By Ari Burack
April 25, 2008
An anonymous tip by a real estate industry whistleblower has netted San Francisco more than $1.3 million, through the city’s recently established commercial real estate watchdog program, Assessor-Recorder Phil Ting announced Thursday.
Ting called the “amazing tip,” reported in 2006 following the passage of the city’s commercial real estate watchdog ordinance, “an example of how good government should work.”
Board of Supervisors President Aaron Peskin also hailed the program as a way of ensuring “our tax system is fair and equitable and everybody is playing by the same rules.” He added that the money “will help us pay for needed city services” while the city struggles with a substantial budget deficit this year.
The case involved a publicly traded real estate investment trust that failed to report that in 2001 it had acquired a majority stake in a partnership that owned an Inner Sunset District apartment building, according to the Assessor-Recorder’s Office.

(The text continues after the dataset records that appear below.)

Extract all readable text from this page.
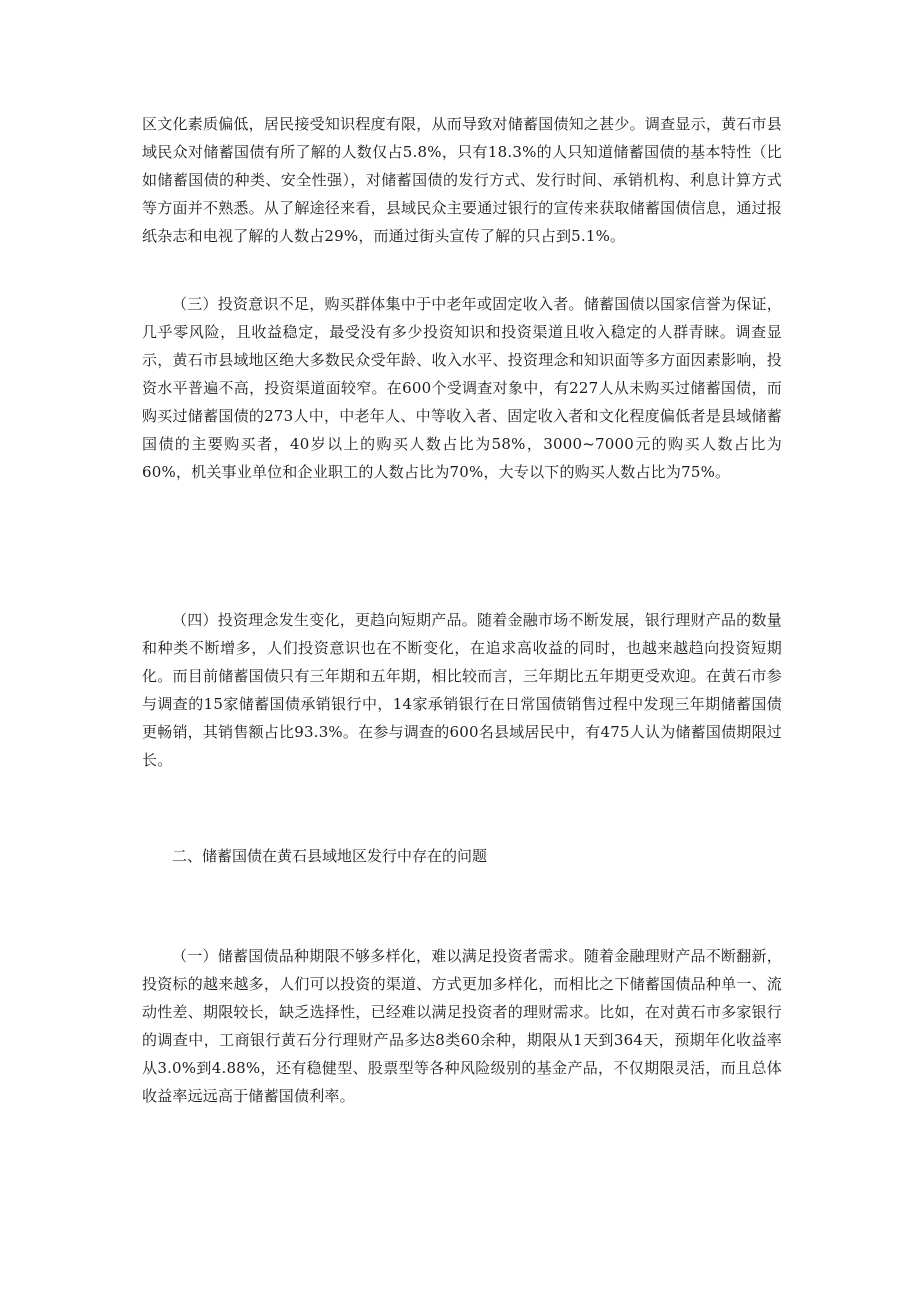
区文化素质偏低，居民接受知识程度有限，从而导致对储蓄国债知之甚少。调查显示，黄石市县域民众对储蓄国债有所了解的人数仅占5.8%，只有18.3%的人只知道储蓄国债的基本特性（比如储蓄国债的种类、安全性强），对储蓄国债的发行方式、发行时间、承销机构、利息计算方式等方面并不熟悉。从了解途径来看，县域民众主要通过银行的宣传来获取储蓄国债信息，通过报纸杂志和电视了解的人数占29%，而通过街头宣传了解的只占到5.1%。

（三）投资意识不足，购买群体集中于中老年或固定收入者。储蓄国债以国家信誉为保证，几乎零风险，且收益稳定，最受没有多少投资知识和投资渠道且收入稳定的人群青睐。调查显示，黄石市县域地区绝大多数民众受年龄、收入水平、投资理念和知识面等多方面因素影响，投资水平普遍不高，投资渠道面较窄。在600个受调查对象中，有227人从未购买过储蓄国债，而购买过储蓄国债的273人中，中老年人、中等收入者、固定收入者和文化程度偏低者是县域储蓄国债的主要购买者，40岁以上的购买人数占比为58%，3000~7000元的购买人数占比为60%，机关事业单位和企业职工的人数占比为70%，大专以下的购买人数占比为75%。

（四）投资理念发生变化，更趋向短期产品。随着金融市场不断发展，银行理财产品的数量和种类不断增多，人们投资意识也在不断变化，在追求高收益的同时，也越来越趋向投资短期化。而目前储蓄国债只有三年期和五年期，相比较而言，三年期比五年期更受欢迎。在黄石市参与调查的15家储蓄国债承销银行中，14家承销银行在日常国债销售过程中发现三年期储蓄国债更畅销，其销售额占比93.3%。在参与调查的600名县域居民中，有475人认为储蓄国债期限过长。

二、储蓄国债在黄石县域地区发行中存在的问题

（一）储蓄国债品种期限不够多样化，难以满足投资者需求。随着金融理财产品不断翻新，投资标的越来越多，人们可以投资的渠道、方式更加多样化，而相比之下储蓄国债品种单一、流动性差、期限较长，缺乏选择性，已经难以满足投资者的理财需求。比如，在对黄石市多家银行的调查中，工商银行黄石分行理财产品多达8类60余种，期限从1天到364天，预期年化收益率从3.0%到4.88%，还有稳健型、股票型等各种风险级别的基金产品，不仅期限灵活，而且总体收益率远远高于储蓄国债利率。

That majority interest should have been reported and would have begun a reassessment of the property resulting in a “substantial increase” in property taxes to be paid to the city, according to the Assessor-Recorder’s Office.
An investigation revealed the city was owed $1.34 million in back taxes and interest, but that the mistake had not been deliberate, according to Ting.
“They came forward and admitted it,” Ting said. “We didn’t identify fraud in this case,” he added.
Assessor- Recorder Phil Ting
File photo by Luke Thomas
Peskin said the company has been assessed a $270,000 penalty.
Part of the watchdog program, the first of its kind in California according to Ting, is a reward for tips that correctly identify commercial property tax underpayments, up to 10 percent of the resulting tax increase, with a maximum of $500,000.
In this case, the Assessor-Recorder’s Office is recommending to the Board of Supervisors that the anonymous tipster receive 8 percent of the property taxes collected, nearly $60,000.
The tipster’s attorney, Mark Mosley, said that his client did not want to be publicly known because the person also works in the real estate industry.
Ting estimated that there may be “hundreds of other properties” in San Francisco for which taxes are being underpaid, and said he hoped the reward system would convince others to come forward.